For the record I don't want wind turbines or PV manufacture banned. I do think we should recognize that they, like all energy sources, have drawbacks some of which are environmental.



To: Eric who wrote (17157)2/7/2010 2:20:04 PM
From: longnshort  Respond to of 86356
 
RFK, Jr. 15 months ago: Global warming means no snow or cold in DC

Robert F. Kennedy Jr., who flies around on private planes so as to tell larger numbers of people how they must live their lives in order to save the planet, wrote a column last year on the lack of winter weather in Washington, D.C.

In Virginia, the weather also has changed dramatically. Recently arrived residents in the northern suburbs, accustomed to today's anemic winters, might find it astonishing to learn that there were once ski runs on Ballantrae Hill in McLean, with a rope tow and local ski club. Snow is so scarce today that most Virginia children probably don't own a sled. But neighbors came to our home at Hickory Hill nearly every winter weekend to ride saucers and Flexible Flyers.

In those days, I recall my uncle, President Kennedy, standing erect as he rode a toboggan in his top coat, never faltering until he slid into the boxwood at the bottom of the hill. Once, my father, Atty. Gen. Robert Kennedy, brought a delegation of visiting Eskimos home from the Justice Department for lunch at our house. They spent the afternoon building a great igloo in the deep snow in our backyard. My brothers and sisters played in the structure for several weeks before it began to melt. On weekend afternoons, we commonly joined hundreds of Georgetown residents for ice skating on Washington's C&O Canal, which these days rarely freezes enough to safely skate.

Meanwhile, Exxon Mobil and its carbon cronies continue to pour money into think tanks whose purpose is to deceive the American public into believing that global warming is a fantasy.

Having shoveled my walk five times in the midst of this past weekend's extreme cold and blizzard, I think perhaps RFK, Jr. should leave weather analysis to the meteorologists instead of trying to attribute every global phenomenon to anthropogenic climate change.

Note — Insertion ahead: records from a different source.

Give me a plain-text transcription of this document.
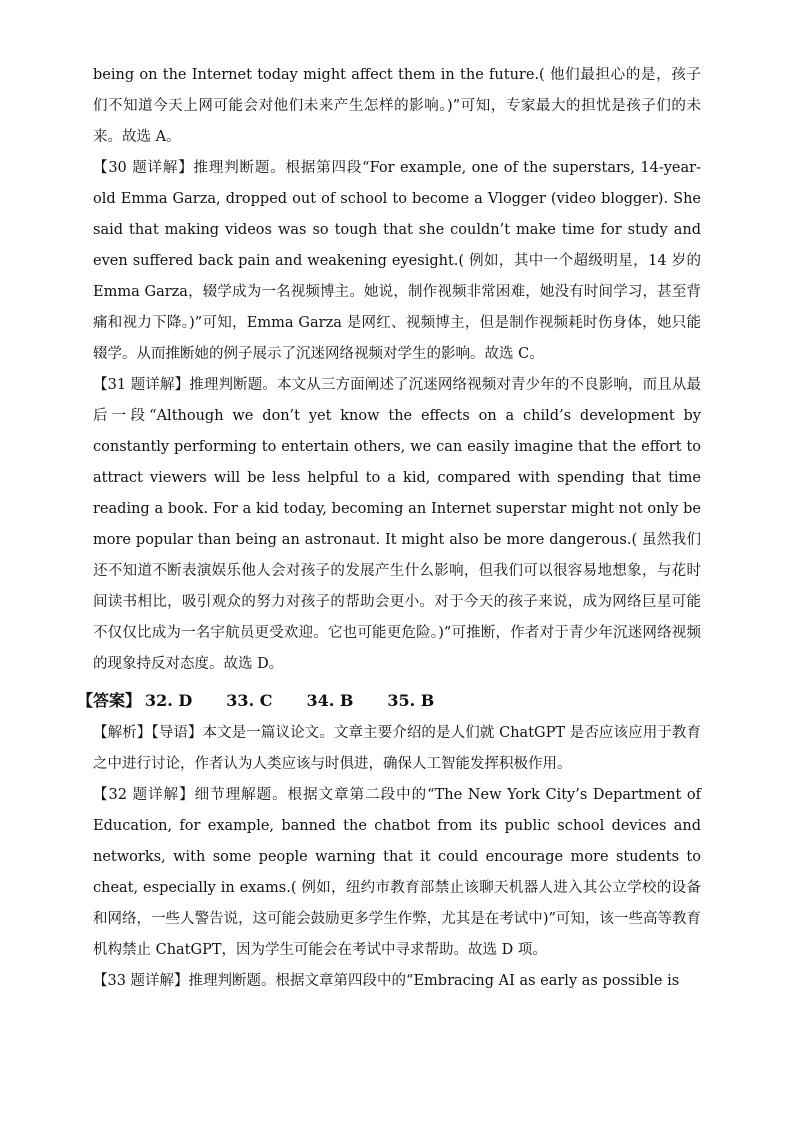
being on the Internet today might affect them in the future.( 他们最担心的是，孩子们不知道今天上网可能会对他们未来产生怎样的影响。)”可知，专家最大的担忧是孩子们的未来。故选 A。

【30 题详解】推理判断题。根据第四段“For example, one of the superstars, 14-year-old Emma Garza, dropped out of school to become a Vlogger (video blogger). She said that making videos was so tough that she couldn’t make time for study and even suffered back pain and weakening eyesight.( 例如，其中一个超级明星，14 岁的 Emma Garza，辍学成为一名视频博主。她说，制作视频非常困难，她没有时间学习，甚至背痛和视力下降。)”可知，Emma Garza 是网红、视频博主，但是制作视频耗时伤身体，她只能辍学。从而推断她的例子展示了沉迷网络视频对学生的影响。故选 C。

【31 题详解】推理判断题。本文从三方面阐述了沉迷网络视频对青少年的不良影响，而且从最后一段“Although we don’t yet know the effects on a child’s development by constantly performing to entertain others, we can easily imagine that the effort to attract viewers will be less helpful to a kid, compared with spending that time reading a book. For a kid today, becoming an Internet superstar might not only be more popular than being an astronaut. It might also be more dangerous.( 虽然我们还不知道不断表演娱乐他人会对孩子的发展产生什么影响，但我们可以很容易地想象，与花时间读书相比，吸引观众的努力对孩子的帮助会更小。对于今天的孩子来说，成为网络巨星可能不仅仅比成为一名宇航员更受欢迎。它也可能更危险。)”可推断，作者对于青少年沉迷网络视频的现象持反对态度。故选 D。

【答案】 32. D 33. C 34. B 35. B

【解析】【导语】本文是一篇议论文。文章主要介绍的是人们就 ChatGPT 是否应该应用于教育之中进行讨论，作者认为人类应该与时俱进，确保人工智能发挥积极作用。

【32 题详解】细节理解题。根据文章第二段中的“The New York City’s Department of Education, for example, banned the chatbot from its public school devices and networks, with some people warning that it could encourage more students to cheat, especially in exams.( 例如，纽约市教育部禁止该聊天机器人进入其公立学校的设备和网络，一些人警告说，这可能会鼓励更多学生作弊，尤其是在考试中)”可知，该一些高等教育机构禁止 ChatGPT，因为学生可能会在考试中寻求帮助。故选 D 项。

【33 题详解】推理判断题。根据文章第四段中的“Embracing AI as early as possible is
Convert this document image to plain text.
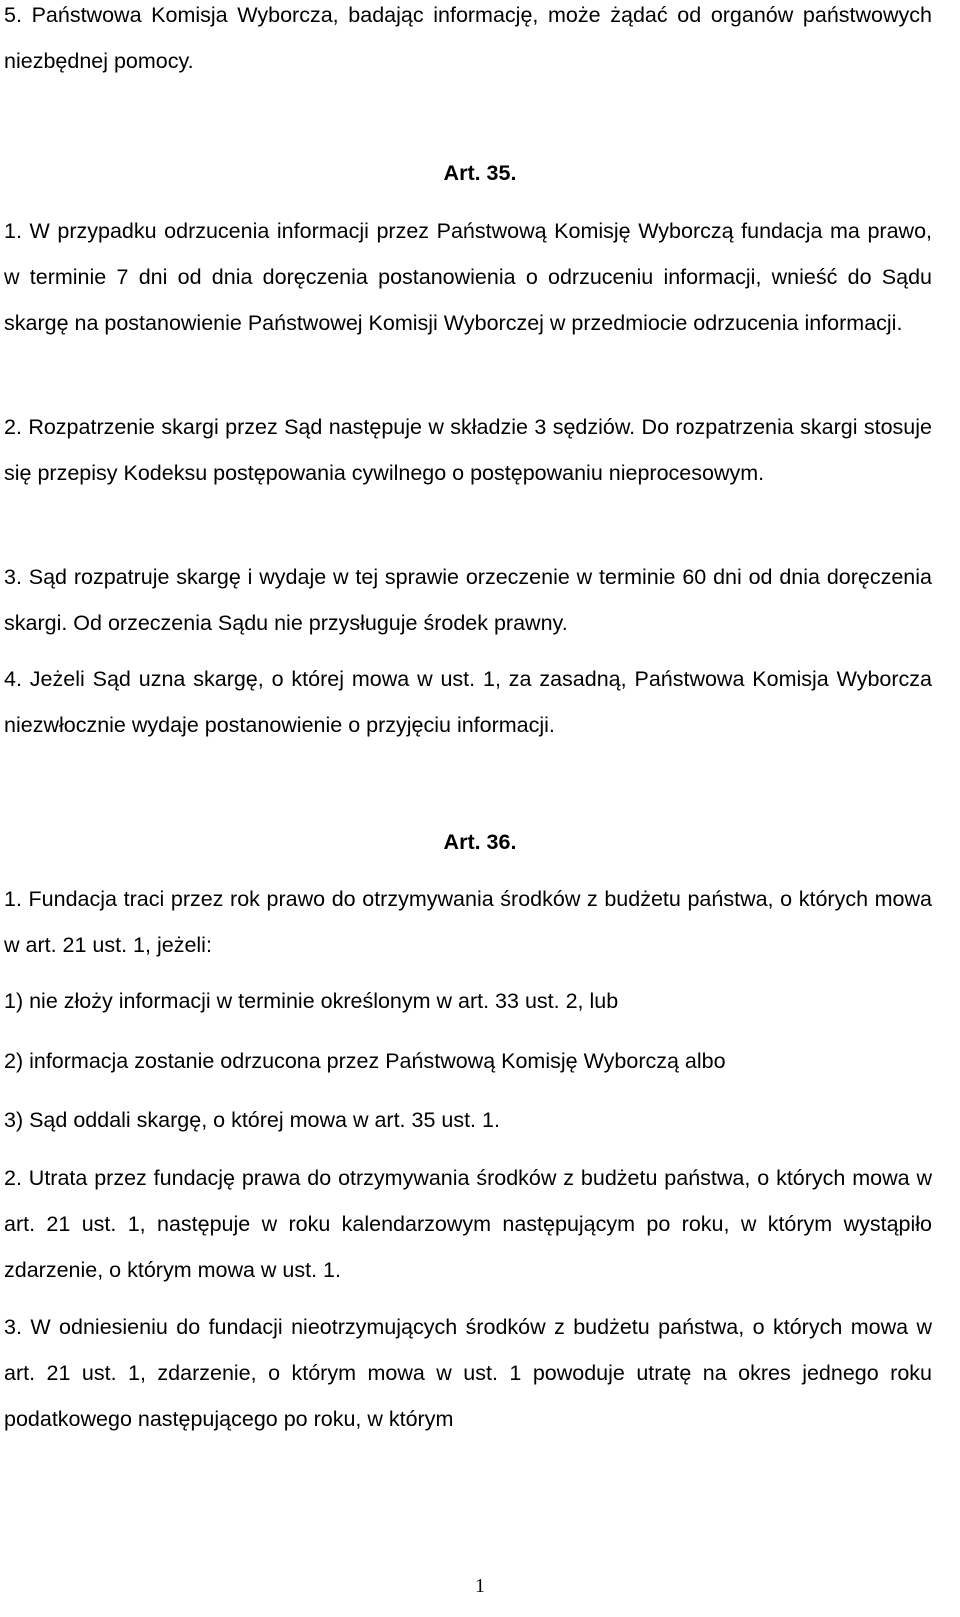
5. Państwowa Komisja Wyborcza, badając informację, może żądać od organów państwowych niezbędnej pomocy.

Art. 35.

1. W przypadku odrzucenia informacji przez Państwową Komisję Wyborczą fundacja ma prawo, w terminie 7 dni od dnia doręczenia postanowienia o odrzuceniu informacji, wnieść do Sądu skargę na postanowienie Państwowej Komisji Wyborczej w przedmiocie odrzucenia informacji.

2. Rozpatrzenie skargi przez Sąd następuje w składzie 3 sędziów. Do rozpatrzenia skargi stosuje się przepisy Kodeksu postępowania cywilnego o postępowaniu nieprocesowym.

3. Sąd rozpatruje skargę i wydaje w tej sprawie orzeczenie w terminie 60 dni od dnia doręczenia skargi. Od orzeczenia Sądu nie przysługuje środek prawny.

4. Jeżeli Sąd uzna skargę, o której mowa w ust. 1, za zasadną, Państwowa Komisja Wyborcza niezwłocznie wydaje postanowienie o przyjęciu informacji.

Art. 36.

1. Fundacja traci przez rok prawo do otrzymywania środków z budżetu państwa, o których mowa w art. 21 ust. 1, jeżeli:

1) nie złoży informacji w terminie określonym w art. 33 ust. 2, lub

2) informacja zostanie odrzucona przez Państwową Komisję Wyborczą albo

3) Sąd oddali skargę, o której mowa w art. 35 ust. 1.

2. Utrata przez fundację prawa do otrzymywania środków z budżetu państwa, o których mowa w art. 21 ust. 1, następuje w roku kalendarzowym następującym po roku, w którym wystąpiło zdarzenie, o którym mowa w ust. 1.

3. W odniesieniu do fundacji nieotrzymujących środków z budżetu państwa, o których mowa w art. 21 ust. 1, zdarzenie, o którym mowa w ust. 1 powoduje utratę na okres jednego roku podatkowego następującego po roku, w którym

1
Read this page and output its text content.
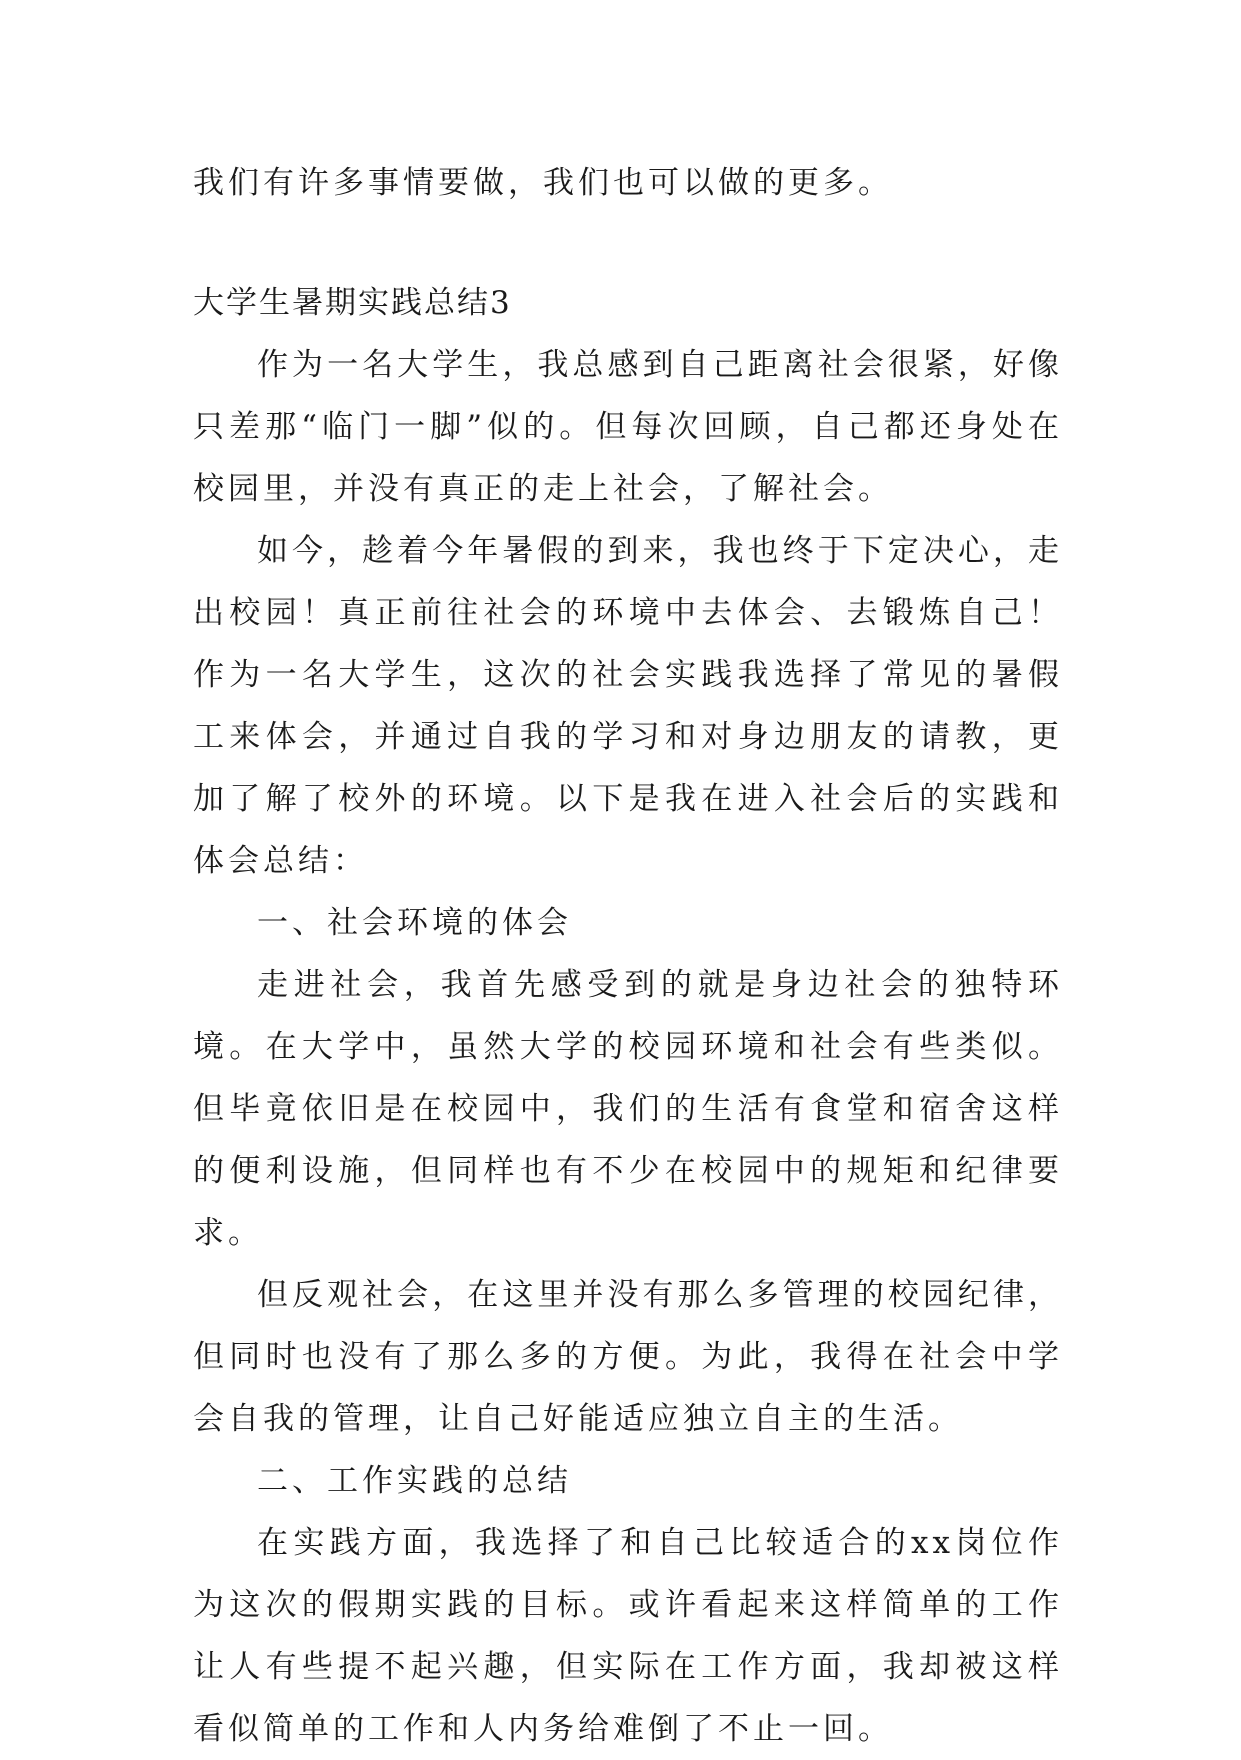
我们有许多事情要做，我们也可以做的更多。

大学生暑期实践总结3

作为一名大学生，我总感到自己距离社会很紧，好像只差那“临门一脚”似的。但每次回顾，自己都还身处在校园里，并没有真正的走上社会，了解社会。

如今，趁着今年暑假的到来，我也终于下定决心，走出校园！真正前往社会的环境中去体会、去锻炼自己！作为一名大学生，这次的社会实践我选择了常见的暑假工来体会，并通过自我的学习和对身边朋友的请教，更加了解了校外的环境。以下是我在进入社会后的实践和体会总结：

一、社会环境的体会

走进社会，我首先感受到的就是身边社会的独特环境。在大学中，虽然大学的校园环境和社会有些类似。但毕竟依旧是在校园中，我们的生活有食堂和宿舍这样的便利设施，但同样也有不少在校园中的规矩和纪律要求。

但反观社会，在这里并没有那么多管理的校园纪律，但同时也没有了那么多的方便。为此，我得在社会中学会自我的管理，让自己好能适应独立自主的生活。

二、工作实践的总结

在实践方面，我选择了和自己比较适合的xx岗位作为这次的假期实践的目标。或许看起来这样简单的工作让人有些提不起兴趣，但实际在工作方面，我却被这样看似简单的工作和人内务给难倒了不止一回。
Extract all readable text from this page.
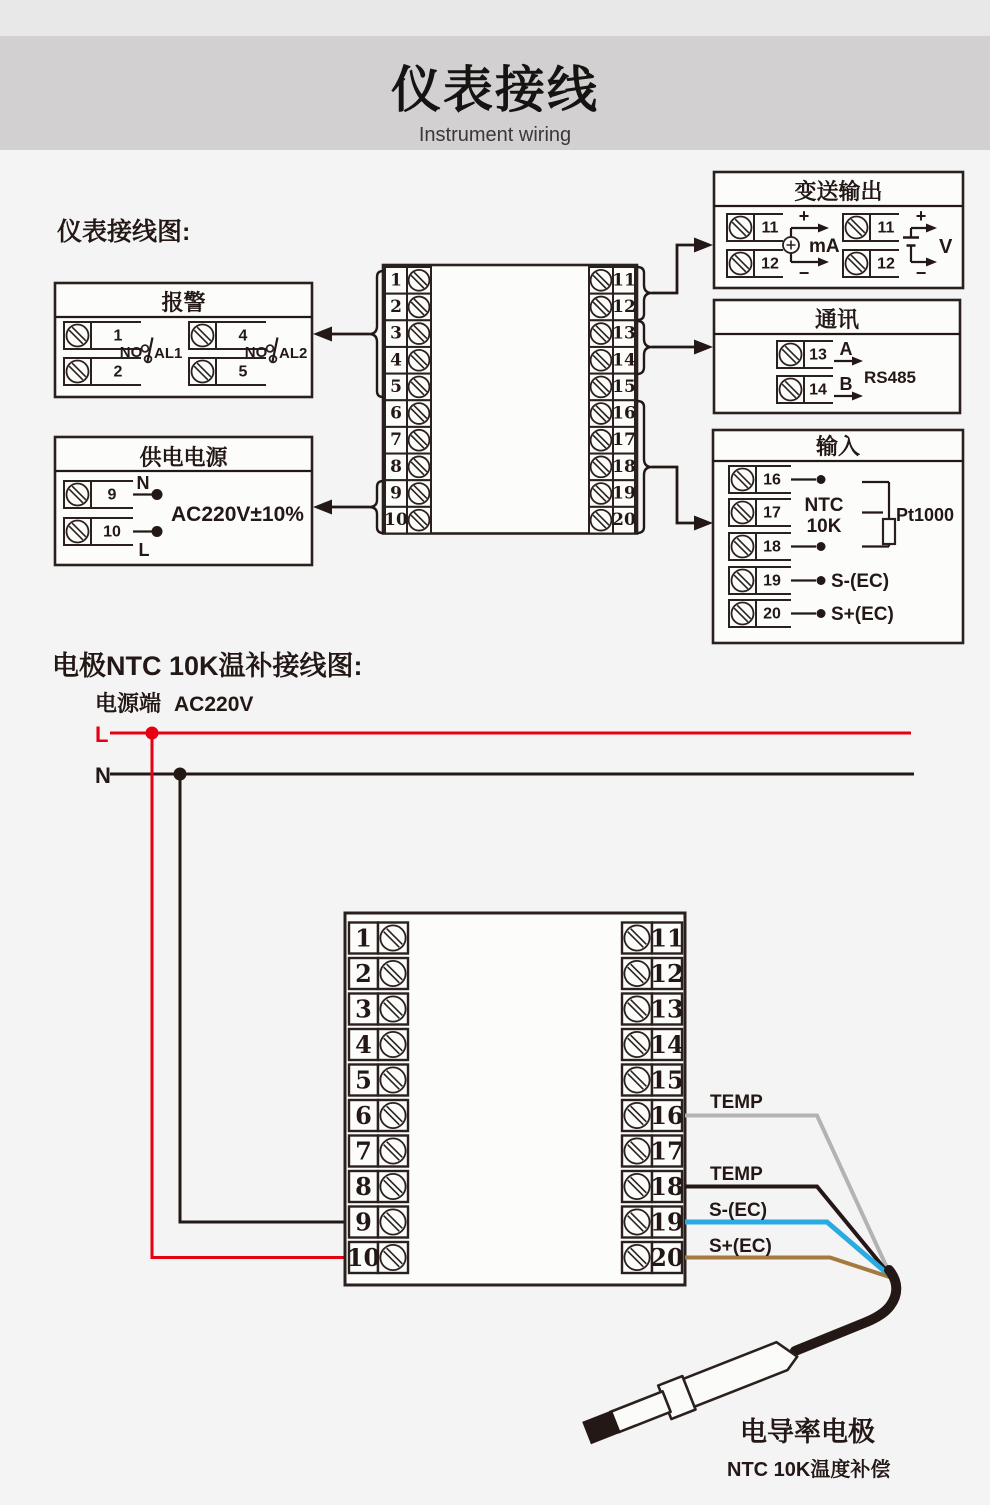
仪表接线
Instrument wiring
仪表接线图:
1
2
3
4
5
6
7
8
9
10
11
12
13
14
15
16
17
18
19
20
报警
1
2
4
5
NO AL1	NO AL2
供电电源
9
10
N
L
AC220V±10%
变送输出
11
12
11
12
+
−
mA
+
−
V
通讯
13
14
A
B RS485
输入
16
17
18
19
20
NTC
10K
Pt1000
S-(EC)
S+(EC)
电极NTC 10K温补接线图:
电源端 AC220V
L
N
1
2
3
4
5
6
7
8
9
10
11
12
13
14
15
16
17
18
19
20
TEMP
TEMP
S-(EC)
S+(EC)
电导率电极
NTC 10K温度补偿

To: Eric who wrote (17157)2/7/2010 10:44:55 PM
From: Casaubon  Read Replies (1) | Respond to of 86356
 
I am partial to the concept of dispersing the waste into the desert sand and detonating the zone containing waste, to fuse it into a glass of immobile radioactivity. It would not be easily excavated for use in dirty bombs, nor could it be leached into the environment.



To: Eric who wrote (17157)2/8/2010 12:17:11 AM
From: teevee2 Recommendations  Read Replies (2) | Respond to of 86356
 
Renewables win hands down anyway you look at the problem.

LOL....you must be joking. The carcinogenic, non degradable waste from manufacturing PVs and other so called "green" or "alternative" energy systems was all initially pumped down disposal wells that have contaminated the aquifers in and around silicon valley. There is no cleaning up that mess at any cost. Its a shame you can't pump potable water from the aquifers there anymore. The question I have, is why the state and fed gov'ts haven't charged silicon valley companies with aquifer destruction, imposing fines and costs of what ever it takes, even if its hundreds of billions of dollars.